16 Outubro 2025
Ariel Cunio e Avinatan Or não viram ninguém por dois anos: não sabiam a extensão do que havia acontecido em 7 de outubro, nem tinham ideia se e como suas companheiras, Arbel Yehud e Noa Argamani, tivessem sobrevivido após vê-los serem levados diante de seus olhos. Or perdeu entre 30 e 40% do seu peso corporal: Cunio não se sabe, mas os médicos estão preocupados. Elkana Bohbot ficou acorrentado por dois anos, sempre no subsolo, nos túneis: sofre de problemas estomacais, tendo sido forçado a comer demais na última semana antes de sua libertação para tentar reduzir os efeitos da desnutrição dos últimos dois anos. Como soldado — ele foi levado enquanto estava em serviço em seu tanque — Matan Angrest foi espancado repetidamente até desmaiar, Gali e Ziv Berman — gêmeos — não ficaram sabendo nada um do outro durante todo o tempo de cativeiro, e David Cunio (irmão de Ariel) ficou trancado em uma gaiola por um longo tempo.

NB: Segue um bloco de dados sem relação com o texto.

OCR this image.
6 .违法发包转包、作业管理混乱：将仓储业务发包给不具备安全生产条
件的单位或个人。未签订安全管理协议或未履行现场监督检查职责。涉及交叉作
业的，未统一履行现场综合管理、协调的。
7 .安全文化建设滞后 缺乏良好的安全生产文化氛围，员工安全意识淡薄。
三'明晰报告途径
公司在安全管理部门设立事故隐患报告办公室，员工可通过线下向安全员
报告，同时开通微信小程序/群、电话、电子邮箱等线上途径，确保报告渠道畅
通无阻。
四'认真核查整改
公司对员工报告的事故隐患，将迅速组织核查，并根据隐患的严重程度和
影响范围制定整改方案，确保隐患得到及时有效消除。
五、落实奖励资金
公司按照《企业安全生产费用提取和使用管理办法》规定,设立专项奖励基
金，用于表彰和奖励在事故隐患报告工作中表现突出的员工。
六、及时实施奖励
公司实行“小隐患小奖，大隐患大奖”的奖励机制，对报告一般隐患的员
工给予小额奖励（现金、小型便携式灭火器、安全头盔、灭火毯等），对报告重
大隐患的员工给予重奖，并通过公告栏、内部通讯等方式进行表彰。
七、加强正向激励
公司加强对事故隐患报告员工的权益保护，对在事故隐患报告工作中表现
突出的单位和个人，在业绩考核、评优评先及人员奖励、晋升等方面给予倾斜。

A reportagem é de Francesca Caferri, publicada por la Repubblica, 15-10-2025. A tradução é de Luisa Rabolini.
Israel acordou esta manhã com os primeiros detalhes dos relatos dos vinte reféns libertados na segunda-feira, e suas histórias, juntamente com o atraso na entrega dos corpos daqueles que morreram em cativeiro ou foram mortos em 7 de outubro de 2023, desencadearam uma onda de raiva em um país que até dois dias atrás estava em êxtase. Mas também uma onda de indignação, que Benjamin Netanyahu tentou prevenir visitando alguns dos libertados, mas que mesmo assim o arrastou. “O acordo que trouxe meu filho de volta foi assinado apesar de alguns elementos da liderança, não graças a eles. É duro saber que eles estavam prontos a deixá-lo para trás", disse Anat Angrest, mãe de Matan, falando aos jornalistas em uma coletiva de imprensa no hospital onde o rapaz está se recuperando. "Nas últimas semanas, os combates em Gaza se realizaram literalmente sobre a cabeça de Omri. Somente graças a Deus conseguimos chegar a um acordo antes que ocorresse um fim trágico", ecoou Lishay Miran-Lavi, esposa de Omri Miran. "Esse é o início da nossa jornada de recuperação como povo. Uma jornada que não poderá terminar até que o último refém seja devolvido e até que uma comissão estatal de inquérito seja criada", disse ele. O pedido de uma comissão de inquérito sobre os fracassos de 7 de outubro até agora não recebeu resposta do governo, que sempre citou a situação dos reféns como o motivo do adiamento. Mas agora parece destinado a crescer, a julgar pelas declarações das famílias.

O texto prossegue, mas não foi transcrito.